In a nutshell, the DNN model is trained with the normal set of data to produce the results that everybody would expect and an additional set of data (the watermarks) that produces an “unexpected” result that is known solely to the owner. To prove the ownership, the owner injects in the allegedly “stolen” model the watermarks and verifies whether the observed result is what it expected.

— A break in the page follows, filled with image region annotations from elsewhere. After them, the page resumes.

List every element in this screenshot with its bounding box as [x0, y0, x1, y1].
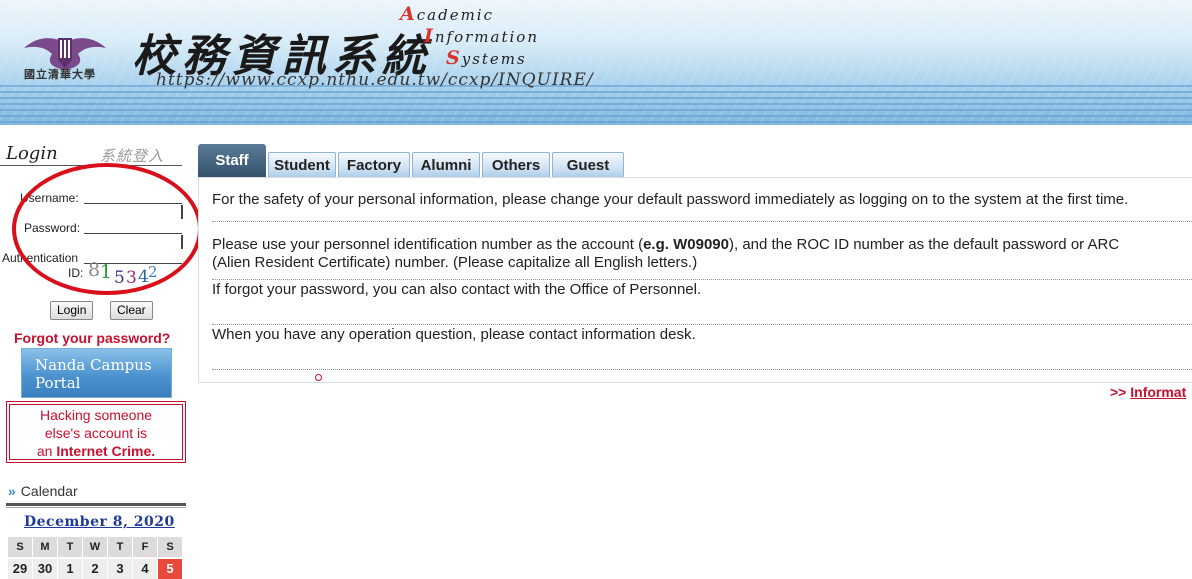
tab-others[interactable]: Others	[482, 152, 550, 178]
calendar-grid: S M T W T F S 29 30 1 2 3 4 5	[8, 537, 186, 579]
calendar-dow: T	[58, 537, 82, 557]
tab-student[interactable]: Student	[268, 152, 336, 178]
login-button[interactable]: Login	[50, 301, 94, 320]
login-title: Login	[6, 143, 58, 164]
login-header: Login 系統登入	[0, 143, 182, 166]
message-forgot: If forgot your password, you can also co…	[212, 281, 702, 298]
password-underline	[84, 233, 182, 234]
calendar-day[interactable]: 2	[83, 559, 107, 579]
calendar-divider	[6, 503, 186, 506]
username-border	[181, 205, 183, 219]
separator	[212, 324, 1192, 325]
calendar-title: Calendar	[20, 483, 78, 499]
header-banner: 國立清華大學 校務資訊系統 Academic Information Syste…	[0, 0, 1192, 125]
auth-label: Authentication	[2, 251, 79, 265]
separator	[212, 279, 1192, 280]
tab-alumni[interactable]: Alumni	[412, 152, 480, 178]
banner-stripes	[0, 85, 1192, 125]
password-label: Password:	[24, 221, 81, 235]
message-help: When you have any operation question, pl…	[212, 326, 696, 343]
nanda-line2: Portal	[35, 374, 81, 392]
username-label: Username:	[20, 191, 79, 205]
calendar-day[interactable]: 30	[33, 559, 57, 579]
calendar-dow: S	[8, 537, 32, 557]
username-underline	[84, 203, 182, 204]
calendar-month-link[interactable]: December 8, 2020	[24, 514, 175, 530]
tab-staff[interactable]: Staff	[198, 144, 266, 185]
nanda-line1: Nanda Campus	[35, 356, 152, 374]
hack-line2: else's account is	[44, 425, 148, 441]
calendar-dow: F	[133, 537, 157, 557]
information-link[interactable]: >> Informat	[1110, 384, 1186, 400]
forgot-password-link[interactable]: Forgot your password?	[14, 330, 170, 346]
clear-button[interactable]: Clear	[110, 301, 153, 320]
captcha-image: 8 1 5 3 4 2	[88, 259, 158, 288]
separator	[212, 369, 1192, 370]
logo-caption: 國立清華大學	[24, 68, 96, 81]
password-input[interactable]	[84, 217, 180, 231]
sidebar: Login 系統登入 Username: Password: Authentic…	[0, 125, 186, 579]
username-input[interactable]	[84, 187, 180, 201]
staff-info-panel: For the safety of your personal informat…	[198, 177, 1192, 383]
tab-factory[interactable]: Factory	[338, 152, 410, 178]
calendar-day[interactable]: 4	[133, 559, 157, 579]
calendar-arrow-icon: »	[8, 483, 16, 499]
calendar-day-highlighted[interactable]: 5	[158, 559, 182, 579]
calendar-divider-thin	[6, 507, 186, 508]
tab-guest[interactable]: Guest	[552, 152, 624, 178]
auth-id-label: ID:	[68, 266, 84, 280]
calendar-dow: T	[108, 537, 132, 557]
system-url: https://www.ccxp.nthu.edu.tw/ccxp/INQUIR…	[156, 70, 594, 90]
calendar-dow: W	[83, 537, 107, 557]
hack-line3: an Internet Crime.	[36, 443, 156, 459]
calendar-day[interactable]: 1	[58, 559, 82, 579]
calendar-day[interactable]: 29	[8, 559, 32, 579]
password-border	[181, 235, 183, 249]
login-title-zh: 系統登入	[100, 147, 165, 165]
calendar-day[interactable]: 3	[108, 559, 132, 579]
separator	[212, 221, 1192, 222]
system-title-en: Academic Information Systems	[400, 3, 539, 69]
hack-line1: Hacking someone	[39, 407, 153, 423]
calendar-dow: S	[158, 537, 182, 557]
calendar-heading: » Calendar	[8, 483, 78, 499]
calendar-dow: M	[33, 537, 57, 557]
marker-dot-icon	[315, 374, 322, 381]
hacking-warning: Hacking someone else's account is an Int…	[6, 401, 186, 463]
message-account: Please use your personnel identification…	[212, 236, 1120, 271]
nanda-portal-button[interactable]: Nanda Campus Portal	[21, 348, 172, 398]
message-safety: For the safety of your personal informat…	[212, 191, 1129, 208]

The authors explored thee techniques in the field of image recognition:

  • Meaningful content: the watermarks are modified images, for instance by adding a consistently visible mark. The training enforces that the presentation of such visible mark results in a given “unrelated” category.
  • Unrelated content: the watermarks are images that are totally unrelated to the task of the model; normally they should be rejected, but the training will enforce a known output for the detection
  • Noisy content: the watermarks are images that embed a consistent shaped noise and produce a given known answer.

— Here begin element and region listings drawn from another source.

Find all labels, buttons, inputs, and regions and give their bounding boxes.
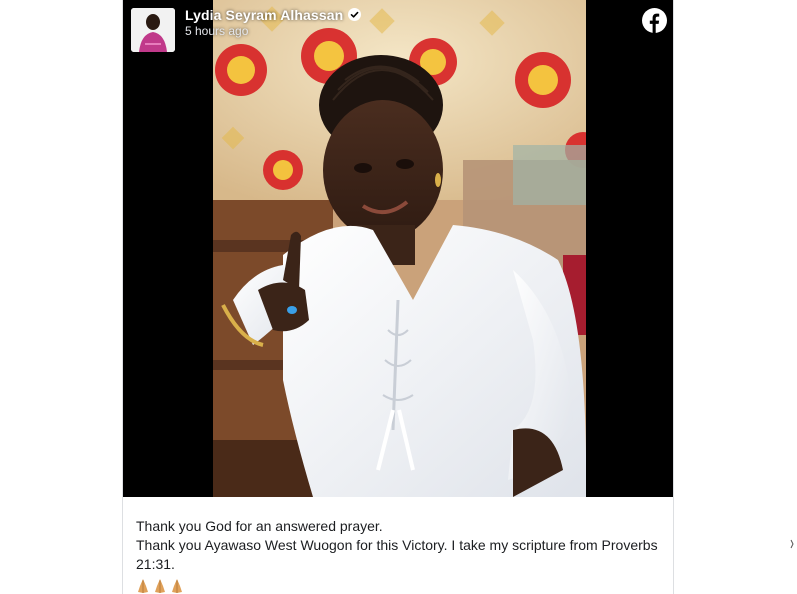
author-row: Lydia Seyram Alhassan — [185, 7, 362, 23]
caption-line-2: Thank you Ayawaso West Wuogon for this V… — [136, 537, 658, 572]
facebook-logo-icon[interactable] — [642, 8, 667, 33]
avatar[interactable] — [131, 8, 175, 52]
post-photo[interactable] — [213, 0, 586, 497]
verified-badge-icon — [348, 8, 362, 21]
facebook-post-embed: Lydia Seyram Alhassan 5 hours ago Thank — [122, 0, 674, 594]
post-caption: Thank you God for an answered prayer. Th… — [136, 517, 661, 574]
caption-line-1: Thank you God for an answered prayer. — [136, 518, 383, 534]
author-name[interactable]: Lydia Seyram Alhassan — [185, 7, 343, 23]
post-timestamp[interactable]: 5 hours ago — [185, 24, 361, 38]
folded-hands-icon — [136, 578, 150, 594]
post-media[interactable]: Lydia Seyram Alhassan 5 hours ago — [123, 0, 673, 497]
author-block: Lydia Seyram Alhassan 5 hours ago — [185, 7, 362, 38]
emoji-row — [136, 578, 184, 594]
folded-hands-icon — [153, 578, 167, 594]
folded-hands-icon — [170, 578, 184, 594]
post-header: Lydia Seyram Alhassan 5 hours ago — [131, 7, 362, 52]
scroll-indicator[interactable] — [790, 536, 794, 549]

The approach is interesting. Some remarks inherited from the multimedia space:

  • The method of creating the watermarks must remain secret. If the attacker guesses the method, for instance that the system uses a given logo, then the attacker may perhaps wash the watermark. The attacker may untrain the model, by supertraining the watermarked model with generated watermarks that will output an answer different from the one expected by the original owner. As the attacker has uncontrolled, unlimited access to the detector, the attacker can fine tune the model until the detection rate is too low.
  • The framework is most probably too expensive to be used for making traitor tracing at a large scale. Nevertheless, I am not sure whether traitor tracing at large scale makes any sense.
  • The method is most probably robust against an oracle attack.
  • Some of the described methods were related to image recognition but could be ported to other tasks.
  • It is possible to embed several successive orthogonal watermarks.

A paper interesting to read as it is probably the beginning of a new field. ML/AI security will be key in the coming years.


Zhang, Jialong, Zhongshu Gu, Jiyong Jang, Hui Wu, Marc Ph. Stoecklin, Heqing Huang, and Ian Molloy. “Protecting Intellectual Property of Deep Neural Networks with Watermarking.” In Proceedings of the 2018 on Asia Conference on Computer and Communications Security, 159–172. ASIACCS ’18. New York, NY, USA: ACM, 2018.